Les anciennes calottes glaciaires occupant la Scandinavie et l'Amérique du Nord ont laissé de nombreux reliefs à la surface d'aujourd'hui qui témoignent de leur système hydrologique sous eux. Cependant, la plupart des reliefs ont, jusque là, jamais été observé sous les calottes glaciaires contemporaines - notamment parce qu'elles sont relativement petites et enfouies sous des kilomètres de glace d'épaisseur.
Une équipe de scientifiques dirigée par l'Université libre de Bruxelles (ULB, Belgique) et l'Académie bavaroise des sciences (Allemagne) ont maintenant découvert un système hydrologique actif de conduites d'eau et de crêtes sédimentaires sous la calotte glaciaire antarctique. Leur étude révèle que l'échelle de ces caractéristiques sous-glaciaires est cinq fois plus grande que celles observées dans les paysages déglaciés d'aujourd'hui. Le nouvellement découvert, des crêtes de sédiments surdimensionnées façonnent activement la glace à des centaines de kilomètres en aval, en taillant de profondes incisions au fond de la glace. Ceci est intéressant pour la stabilité des banquises flottantes, car de nombreuses études montrent que l'amincissement de la banquise a des conséquences majeures sur la stabilité de la calotte glaciaire.

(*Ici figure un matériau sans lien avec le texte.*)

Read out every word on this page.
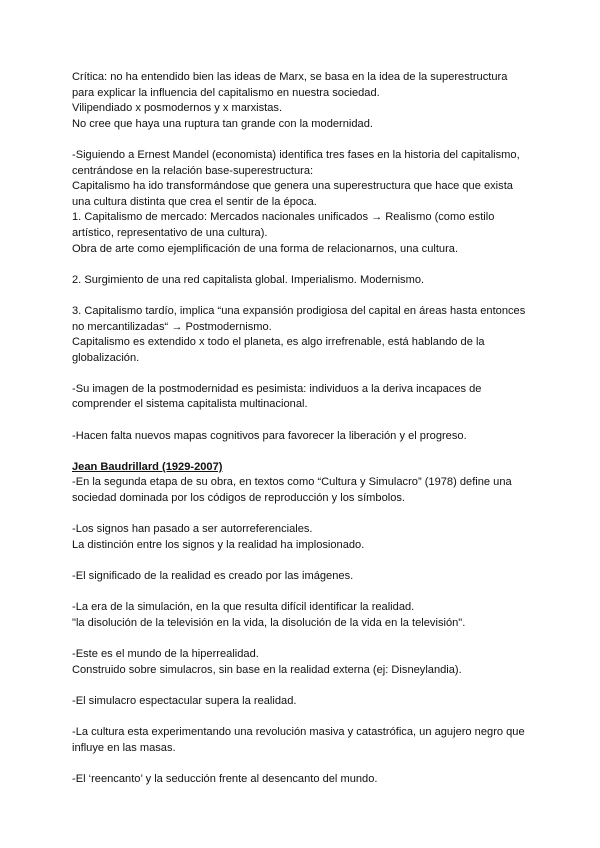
Crítica: no ha entendido bien las ideas de Marx, se basa en la idea de la superestructura
para explicar la influencia del capitalismo en nuestra sociedad.
Vilipendiado x posmodernos y x marxistas.
No cree que haya una ruptura tan grande con la modernidad.
-Siguiendo a Ernest Mandel (economista) identifica tres fases en la historia del capitalismo,
centrándose en la relación base-superestructura:
Capitalismo ha ido transformándose que genera una superestructura que hace que exista
una cultura distinta que crea el sentir de la época.
1. Capitalismo de mercado: Mercados nacionales unificados → Realismo (como estilo
artístico, representativo de una cultura).
Obra de arte como ejemplificación de una forma de relacionarnos, una cultura.
2. Surgimiento de una red capitalista global. Imperialismo. Modernismo.
3. Capitalismo tardío, implica “una expansión prodigiosa del capital en áreas hasta entonces
no mercantilizadas“ → Postmodernismo.
Capitalismo es extendido x todo el planeta, es algo irrefrenable, está hablando de la
globalización.
-Su imagen de la postmodernidad es pesimista: individuos a la deriva incapaces de
comprender el sistema capitalista multinacional.
-Hacen falta nuevos mapas cognitivos para favorecer la liberación y el progreso.
Jean Baudrillard (1929-2007)
-En la segunda etapa de su obra, en textos como “Cultura y Simulacro” (1978) define una
sociedad dominada por los códigos de reproducción y los símbolos.
-Los signos han pasado a ser autorreferenciales.
La distinción entre los signos y la realidad ha implosionado.
-El significado de la realidad es creado por las imágenes.
-La era de la simulación, en la que resulta difícil identificar la realidad.
"la disolución de la televisión en la vida, la disolución de la vida en la televisión".
-Este es el mundo de la hiperrealidad.
Construido sobre simulacros, sin base en la realidad externa (ej: Disneylandia).
-El simulacro espectacular supera la realidad.
-La cultura esta experimentando una revolución masiva y catastrófica, un agujero negro que
influye en las masas.
-El ‘reencanto’ y la seducción frente al desencanto del mundo.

Des conduits sous-glaciaires se forment sous de grandes calottes glaciaires dans le cadre de leur système hydrologique de base. Ces tunnels ont un diamètre typique de plusieurs mètres à plusieurs dizaines de mètres, et ils canalisent l'eau de fonte sous-glaciaire vers l'océan. Cependant, de nouvelles observations géophysiques du Laboratoire de Glaciologie de l'ULB montrent que ces conduits s'élargissent considérablement à mesure qu'ils se rapprochent de l'océan. Un nouveau modèle mathématique explique cet élargissement avec la disparition de la pression des morts-terrains à l'endroit où la glace flotte sur l'océan.
Au fur et à mesure que les conduits s'élargissent, la vitesse d'écoulement de l'eau sous-glaciaire diminue, ce qui entraîne une augmentation du dépôt de sédiments à l'entrée du conduit. Sur des milliers d'années, ce processus construit des crêtes de sédiments géantes - comparables en hauteur à la tour Eiffel - sous la glace. La sédimentation active dans les conduits d'eau sous-glaciaires semble entraîner les formations d'Eskers - des crêtes de gravier allongées qui sont couramment observées aujourd'hui dans les zones où les anciennes calottes glaciaires se sont retirées. Cependant, les restes des Eskers d'aujourd'hui sont considérablement plus petits que ceux découverts aujourd'hui en Antarctique.
Des conduits géants qui peuvent saper la glace d'en bas
Les crêtes de sédiments en évolution laissent des cicatrices au fond de la glace lorsque la glace s'écoule sur elles. Ces cicatrices sont transmises aux banquises flottantes plus en aval formant des canaux de banquise. La glace dans ces canaux est jusqu'à la moitié aussi mince que leur environnement, ce qui en fait un point faible lorsqu'il est exposé à la fonte de l'océan plus chaud. On pensait à l'origine que les canaux de la banquise sont creusés par la fonte à cause de l'océan uniquement, mais cela ne semble qu'une partie de l'histoire :« Notre étude montre que des canaux de banquise peuvent déjà être initiés sur terre, et cela
la taille des canaux dépend de manière significative des processus de sédimentation se produisant sur des centaines à des milliers d'années" indique Reinhard Drews, auteur principal de l'étude.
Le nouveau lien entre le système hydrologique sous-glaciaire, sédimentation, et la stabilité de la banquise, offre de nouvelles opportunités pour démêler les processus clés sous la calotte glaciaire de l'Antarctique, et améliore également notre capacité à reconstruire l'étendue de la calotte glaciaire dans l'hémisphère nord au cours des dernières périodes glaciaires.